Koalition verabschiedet neue Kürzungsregeln für Bürgergeld
Die Ampelregierung hat sich auf eine Verschärfung der Bürgergeldregelungen geeinigt. Konkret geht es um einen Gesetzesentwurf von Arbeitsministerin Bärbel Bas, der im Bundeskabinett auf Zustimmung gestoßen ist. Nachdem das Wirtschafts- sowie das Innenministerium den Entwurf zunächst blockierten, kam es in letzter Minute zu einer Einigung. Die neuen Regelungen sehen vor, dass das Bürgergeld künftig bei bestimmten Pflichtverletzungen drastisch gekürzt werden kann.

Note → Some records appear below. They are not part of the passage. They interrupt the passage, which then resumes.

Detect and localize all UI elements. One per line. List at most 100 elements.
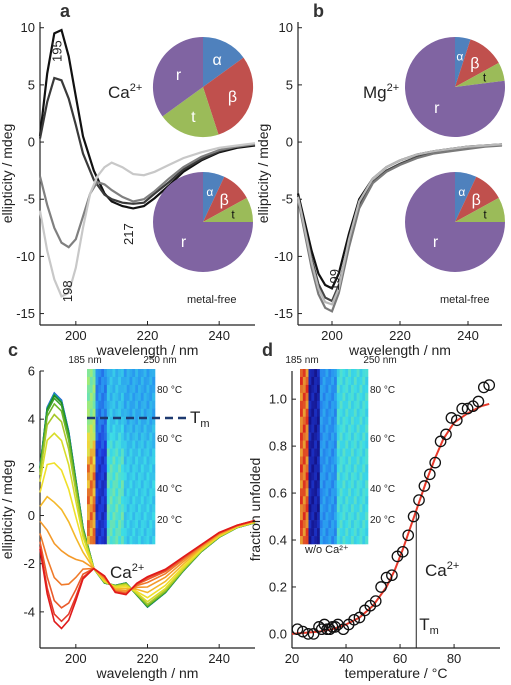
heatmap-cell — [126, 480, 130, 489]
x-axis-label: temperature / °C — [345, 665, 448, 681]
heatmap-cell — [325, 440, 329, 449]
heatmap-cell — [104, 520, 108, 529]
heatmap-cell — [98, 472, 102, 481]
heatmap-cell — [351, 456, 355, 465]
heatmap-cell — [331, 384, 335, 394]
heatmap-cell — [121, 488, 125, 497]
heatmap-cell — [311, 472, 315, 481]
heatmap-cell — [135, 528, 139, 537]
heatmap-cell — [115, 496, 119, 505]
heatmap-cell — [314, 504, 318, 513]
heatmap-cell — [308, 520, 312, 529]
heatmap-cell — [115, 488, 119, 497]
heatmap-cell — [314, 464, 318, 473]
heatmap-cell — [89, 448, 93, 457]
heatmap-cell — [121, 376, 125, 386]
heatmap-cell — [359, 472, 363, 481]
heatmap-cell — [365, 369, 369, 378]
heatmap-cell — [140, 472, 144, 481]
data-point — [313, 621, 325, 633]
heatmap-cell — [351, 464, 355, 473]
heatmap-cell — [325, 384, 329, 394]
heatmap-cell — [101, 520, 105, 529]
heatmap-cell — [98, 488, 102, 497]
heatmap-cell — [129, 472, 133, 481]
heatmap-cell — [149, 400, 153, 410]
heatmap-cell — [356, 496, 360, 505]
heatmap-cell — [353, 416, 357, 425]
heatmap-cell — [101, 472, 105, 481]
heatmap-cell — [95, 440, 99, 449]
heatmap-cell — [325, 496, 329, 505]
heatmap-cell — [311, 384, 315, 394]
heatmap-cell — [146, 496, 150, 505]
heatmap-cell — [365, 440, 369, 449]
heatmap-cell — [300, 384, 304, 394]
heatmap-cell — [362, 464, 366, 473]
heatmap-cell — [89, 416, 93, 425]
heatmap-cell — [308, 424, 312, 433]
heatmap-cell — [365, 424, 369, 433]
heatmap-cell — [104, 480, 108, 489]
heatmap-cell — [331, 369, 335, 378]
pie-slice-random — [404, 37, 505, 138]
heatmap-cell — [106, 528, 110, 537]
heatmap-cell — [345, 536, 349, 545]
heatmap-cell — [140, 504, 144, 513]
heatmap-cell — [359, 432, 363, 441]
heatmap-cell — [328, 480, 332, 489]
heatmap-cell — [106, 488, 110, 497]
pie-label-beta: β — [470, 56, 479, 73]
heatmap-cell — [146, 408, 150, 418]
heatmap-cell — [101, 480, 105, 489]
heatmap-cell — [89, 384, 93, 394]
panel-c: c6 4 2 0 -2 -4 200 220 240 wavelength / nm ellipti… — [0, 340, 256, 681]
heatmap-cell — [322, 384, 326, 394]
pie-label-beta: β — [472, 192, 481, 209]
heatmap-cell — [305, 432, 309, 441]
heatmap-cell — [356, 464, 360, 473]
heatmap-cell — [149, 464, 153, 473]
heatmap-cell — [334, 432, 338, 441]
heatmap-cell — [138, 424, 142, 433]
heatmap-cell — [348, 512, 352, 521]
heatmap-cell — [311, 400, 315, 410]
heatmap-cell — [123, 440, 127, 449]
heatmap-cell — [345, 392, 349, 402]
y-tick-label: -15 — [274, 306, 293, 321]
heatmap-cell — [314, 408, 318, 418]
y-tick-label: 10 — [21, 20, 35, 35]
heatmap-cell — [325, 536, 329, 545]
heatmap-cell — [305, 369, 309, 378]
heatmap-cell — [362, 536, 366, 545]
heatmap-cell — [95, 480, 99, 489]
heatmap-cell — [334, 448, 338, 457]
heatmap-cell — [115, 464, 119, 473]
heatmap-cell — [143, 488, 147, 497]
heatmap-cell — [118, 512, 122, 521]
heatmap-cell — [365, 416, 369, 425]
heatmap-cell — [95, 512, 99, 521]
heatmap-cell — [311, 369, 315, 378]
heatmap-cell — [101, 464, 105, 473]
heatmap-cell — [118, 448, 122, 457]
heatmap-cell — [106, 392, 110, 402]
heatmap-cell — [345, 464, 349, 473]
heatmap-cell — [322, 369, 326, 378]
heatmap-cell — [149, 488, 153, 497]
heatmap-cell — [112, 432, 116, 441]
heatmap-cell — [311, 376, 315, 386]
y-tick-label: 1.0 — [269, 392, 287, 407]
heatmap-cell — [353, 496, 357, 505]
heatmap-cell — [331, 496, 335, 505]
heatmap-cell — [101, 488, 105, 497]
heatmap-cell — [331, 464, 335, 473]
heatmap-cell — [359, 480, 363, 489]
heatmap-cell — [300, 464, 304, 473]
heatmap-cell — [115, 536, 119, 545]
heatmap-cell — [319, 448, 323, 457]
heatmap-cell — [300, 376, 304, 386]
heatmap-cell — [138, 448, 142, 457]
heatmap-cell — [365, 480, 369, 489]
heatmap-cell — [365, 448, 369, 457]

Aktuell existieren schon Sanktionen, wie Kürzungen um 10 bis 30 Prozent, bei versäumten Terminen oder abgelehnten Jobangeboten. In Zukunft soll bei bestimmten Verstößen sofort eine Minderung um 30 Prozent für drei Monate greifen. Deutlicher betroffen sind hierbei etwa Pflichtverletzungen wie das Nichteinreichen von Bewerbungen oder das Ablehnen von Förderkursen. Auch droht das vollständige Streichen von Leistungen bei dreimaliger Nichterreichbarkeit sowie der Verlust der Wohnkostenübernahme.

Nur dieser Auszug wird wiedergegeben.